Başıbüyük’ün başı büyük dertte

İlknur Aydoğan
iaydogan@medyakronik.com
Mustafa Kuleli
mkuleli@medyakronik.com

Dört çocuğuyla yine gelmiş mahallenin merkezindeki çadıra Büşra Hanım. Her gün geldiği gibi. Diğerlerinin aksine sessiz, sakin. Sanki tevekkül içinde. “Ben yarım çocuk doğurdum,” diyor, “bu evi yapmak için.” Anlamaz gözlerle bakınca biz, “Çocuğun,” diyor, “kalçası çıkık, sakat. Evi yaparken tuğla taşıdım, çimento taşıdım, ondan oldu.”

Maltepe Başıbüyük ile böyle tanışıyoruz işte. Meydanın bir yanında polis panzerleri ve o an nöbette olan bir grup polis, onların tam karşısındaki çadırın etrafında oturan kadınlar ve meydana inen yoldaki diğer çadırda erkekler. Bir de okuldan çıkmış çocuklar var: Cıvıl cıvıllar elbet. Kimi korkmuş annesinin eteğinde, kimi polise sataşma oyunu oynuyor.

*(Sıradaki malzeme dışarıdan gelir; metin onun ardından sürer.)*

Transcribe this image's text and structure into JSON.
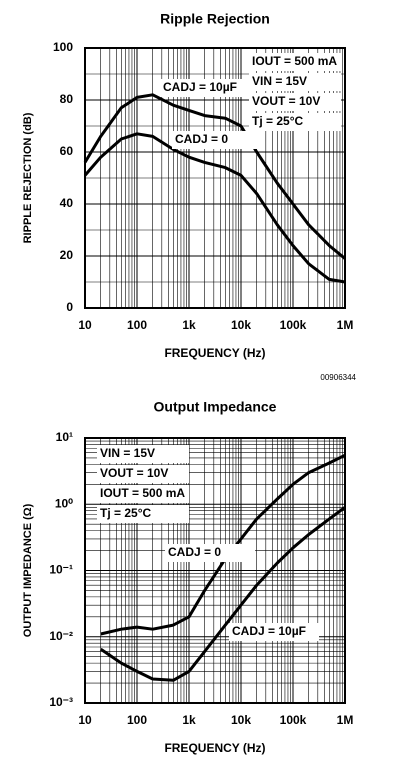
{
  "chart_data": [
    {
      "type": "line",
      "title": "Ripple Rejection",
      "x_label": "FREQUENCY (Hz)",
      "y_label": "RIPPLE REJECTION (dB)",
      "xlog": true,
      "ylog": false,
      "grid": true,
      "xlim": [
        10,
        1000000
      ],
      "xticks": [
        10,
        100,
        {
          "value": 1000,
          "label": "1k"
        },
        {
          "value": 10000,
          "label": "10k"
        },
        {
          "value": 100000,
          "label": "100k"
        },
        {
          "value": 1000000,
          "label": "1M"
        }
      ],
      "ylim": [
        0,
        100
      ],
      "yticks": [
        0,
        20,
        40,
        60,
        80,
        100
      ],
      "x": [
        10,
        20,
        50,
        100,
        200,
        500,
        1000,
        2000,
        5000,
        10000,
        20000,
        50000,
        100000,
        200000,
        500000,
        1000000
      ],
      "series": [
        {
          "name": "CADJ = 10µF",
          "color": "#000000",
          "values": [
            56,
            66,
            77,
            81,
            82,
            78,
            76,
            74,
            73,
            70,
            60,
            48,
            40,
            32,
            24,
            19
          ]
        },
        {
          "name": "CADJ = 0",
          "color": "#000000",
          "values": [
            51,
            58,
            65,
            67,
            66,
            61,
            58,
            56,
            54,
            51,
            44,
            32,
            24,
            17,
            11,
            10
          ]
        }
      ],
      "annotations": [
        "IOUT = 500 mA",
        "VIN = 15V",
        "VOUT = 10V",
        "Tj = 25°C"
      ],
      "figure_number": "00906344"
    },
    {
      "type": "line",
      "title": "Output Impedance",
      "x_label": "FREQUENCY (Hz)",
      "y_label": "OUTPUT IMPEDANCE (Ω)",
      "xlog": true,
      "ylog": true,
      "grid": true,
      "xlim": [
        10,
        1000000
      ],
      "xticks": [
        10,
        100,
        {
          "value": 1000,
          "label": "1k"
        },
        {
          "value": 10000,
          "label": "10k"
        },
        {
          "value": 100000,
          "label": "100k"
        },
        {
          "value": 1000000,
          "label": "1M"
        }
      ],
      "ylim": [
        0.001,
        10
      ],
      "yticks": [
        {
          "value": 0.001,
          "label": "10⁻³"
        },
        {
          "value": 0.01,
          "label": "10⁻²"
        },
        {
          "value": 0.1,
          "label": "10⁻¹"
        },
        {
          "value": 1,
          "label": "10⁰"
        },
        {
          "value": 10,
          "label": "10¹"
        }
      ],
      "x": [
        20,
        50,
        100,
        200,
        500,
        1000,
        2000,
        5000,
        10000,
        20000,
        50000,
        100000,
        200000,
        500000,
        1000000
      ],
      "series": [
        {
          "name": "CADJ = 0",
          "color": "#000000",
          "values": [
            0.011,
            0.013,
            0.014,
            0.013,
            0.015,
            0.02,
            0.05,
            0.15,
            0.3,
            0.6,
            1.2,
            2,
            3,
            4.2,
            5.5
          ]
        },
        {
          "name": "CADJ = 10µF",
          "color": "#000000",
          "values": [
            0.0065,
            0.004,
            0.003,
            0.0023,
            0.0022,
            0.003,
            0.006,
            0.015,
            0.03,
            0.06,
            0.13,
            0.22,
            0.35,
            0.6,
            0.9
          ]
        }
      ],
      "annotations": [
        "VIN = 15V",
        "VOUT = 10V",
        "IOUT = 500 mA",
        "Tj = 25°C"
      ]
    }
  ]
}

Küçük bir Türkiye gibi burası. Her şehirden göçle gelmiş aileler var. Gümüşhane, Kars, Sinop, Kastamonu, Van, Ordu… İlk geldiklerinde erkekler hep inşaat işinde çalışmış. Zamanla para biriktirip kendi evlerini de yapmışlar. Otuz senedir burada yaşıyorlar.

İstanbul’un diğer “kentsel dönüşüm” mahallelerinde olduğu gibi, onlar da her seçim sonrası tapularını beklemişler. Ama ne gelen olmuş, ne giden. Mahallede elektrik de var, su da, doğalgaz da. Düzenli faturalarını ödemişler, vergilerini vermişler. Ama şimdi evleri yıkılacak. Onlar da başka “kentsel dönüşüm” alanlarındakiler gibi, evsiz kalacak.

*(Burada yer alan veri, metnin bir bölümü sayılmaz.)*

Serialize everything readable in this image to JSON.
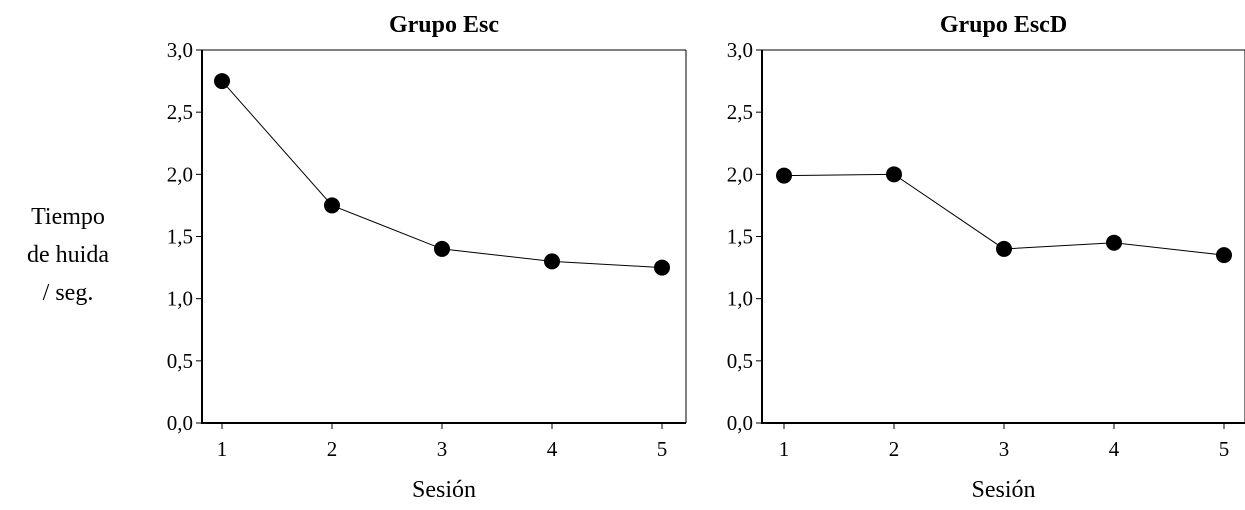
{
  "ylabel_lines": [
    "Tiempo",
    "de huida",
    "/ seg."
  ],
  "chart_data": [
    {
      "type": "line",
      "title": "Grupo Esc",
      "xlabel": "Sesión",
      "ylabel": "Tiempo de huida / seg.",
      "x": [
        1,
        2,
        3,
        4,
        5
      ],
      "x_tick_labels": [
        "1",
        "2",
        "3",
        "4",
        "5"
      ],
      "y_ticks": [
        0.0,
        0.5,
        1.0,
        1.5,
        2.0,
        2.5,
        3.0
      ],
      "y_tick_labels": [
        "0,0",
        "0,5",
        "1,0",
        "1,5",
        "2,0",
        "2,5",
        "3,0"
      ],
      "ylim": [
        0,
        3
      ],
      "grid": false,
      "series": [
        {
          "values": [
            2.75,
            1.75,
            1.4,
            1.3,
            1.25
          ]
        }
      ]
    },
    {
      "type": "line",
      "title": "Grupo EscD",
      "xlabel": "Sesión",
      "ylabel": "",
      "x": [
        1,
        2,
        3,
        4,
        5
      ],
      "x_tick_labels": [
        "1",
        "2",
        "3",
        "4",
        "5"
      ],
      "y_ticks": [
        0.0,
        0.5,
        1.0,
        1.5,
        2.0,
        2.5,
        3.0
      ],
      "y_tick_labels": [
        "0,0",
        "0,5",
        "1,0",
        "1,5",
        "2,0",
        "2,5",
        "3,0"
      ],
      "ylim": [
        0,
        3
      ],
      "grid": false,
      "series": [
        {
          "values": [
            1.99,
            2.0,
            1.4,
            1.45,
            1.35
          ]
        }
      ]
    }
  ]
}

İşte bundan korkuyorlar. TOKİ’nin Başıbüyük’te yapacağı 6 blokluk siteye tüm mahallelinin yerleşemeyeceğini biliyorlar. Üstelik o dairelerden alacak paraları da yok. Bu yüzden isyan ediyorlar. Henüz haklarında kesinleşmiş bir karar olmasa da, İstanbul’daki diğer yoksul semtlerinde yaşananlardan biliyorlar başlarına geleceği. Zaten bu yüzden polisler ve panzerleri başlarında.

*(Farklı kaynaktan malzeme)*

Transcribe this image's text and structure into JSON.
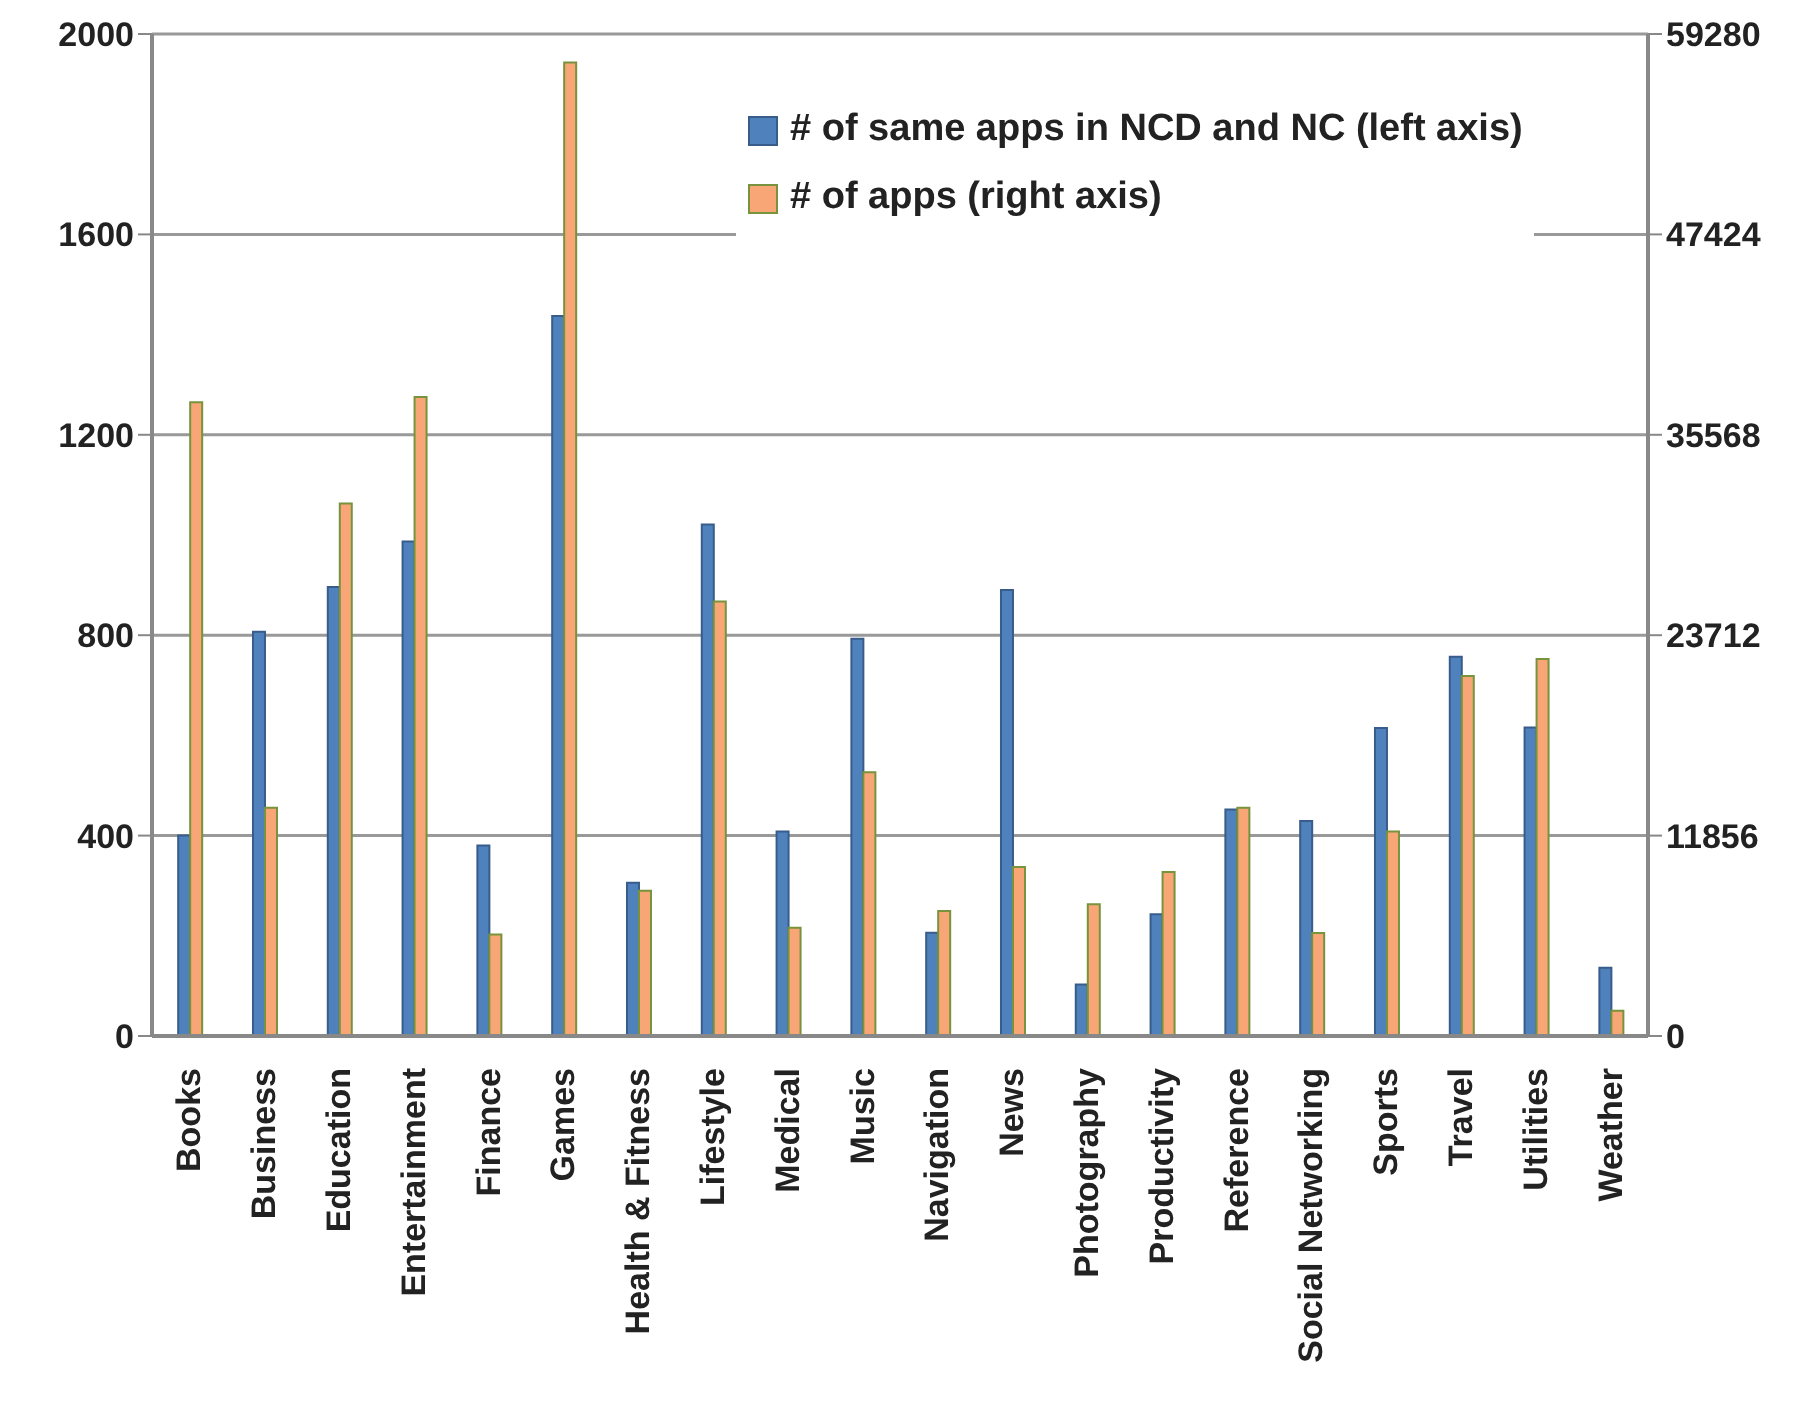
{
  "chart_data": {
    "type": "bar",
    "categories": [
      "Books",
      "Business",
      "Education",
      "Entertainment",
      "Finance",
      "Games",
      "Health & Fitness",
      "Lifestyle",
      "Medical",
      "Music",
      "Navigation",
      "News",
      "Photography",
      "Productivity",
      "Reference",
      "Social Networking",
      "Sports",
      "Travel",
      "Utilities",
      "Weather"
    ],
    "series": [
      {
        "name": "# of same apps in NCD and NC (left axis)",
        "color": "#4f81bd",
        "values": [
          400,
          807,
          896,
          987,
          380,
          1437,
          306,
          1021,
          408,
          793,
          206,
          890,
          103,
          243,
          452,
          429,
          615,
          757,
          616,
          136
        ]
      },
      {
        "name": "# of apps (right axis)",
        "color": "#f9a677",
        "axis": "y2",
        "values": [
          37500,
          13500,
          31500,
          37800,
          6000,
          57600,
          8600,
          25700,
          6400,
          15600,
          7400,
          10000,
          7800,
          9700,
          13500,
          6100,
          12100,
          21300,
          22300,
          1500
        ]
      }
    ],
    "ylim": [
      0,
      2000
    ],
    "yticks": [
      0,
      400,
      800,
      1200,
      1600,
      2000
    ],
    "y2lim": [
      0,
      59280
    ],
    "y2ticks": [
      0,
      11856,
      23712,
      35568,
      47424,
      59280
    ],
    "grid": "y",
    "legend": "top right"
  }
}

Başıbüyük’te çocuklar büyükler gibi konuşuyor

Mahalleli çocukların okulu dozerin kazdığı yeri görüyor. Ağaçların söküldüğü alana bakıyor. Okula giderken de, okuldayken de, dönerken de hep görünen dozerin çalıştığı o iç karartıcı kahverengi alan, çocukların hiçbirine hayaller kurdurtmuyor. O alanı çevreleyen polis yazılı demirler ve polisler de, bugüne kadar mahallede kimseye iyi şeyler hissettirmemiş.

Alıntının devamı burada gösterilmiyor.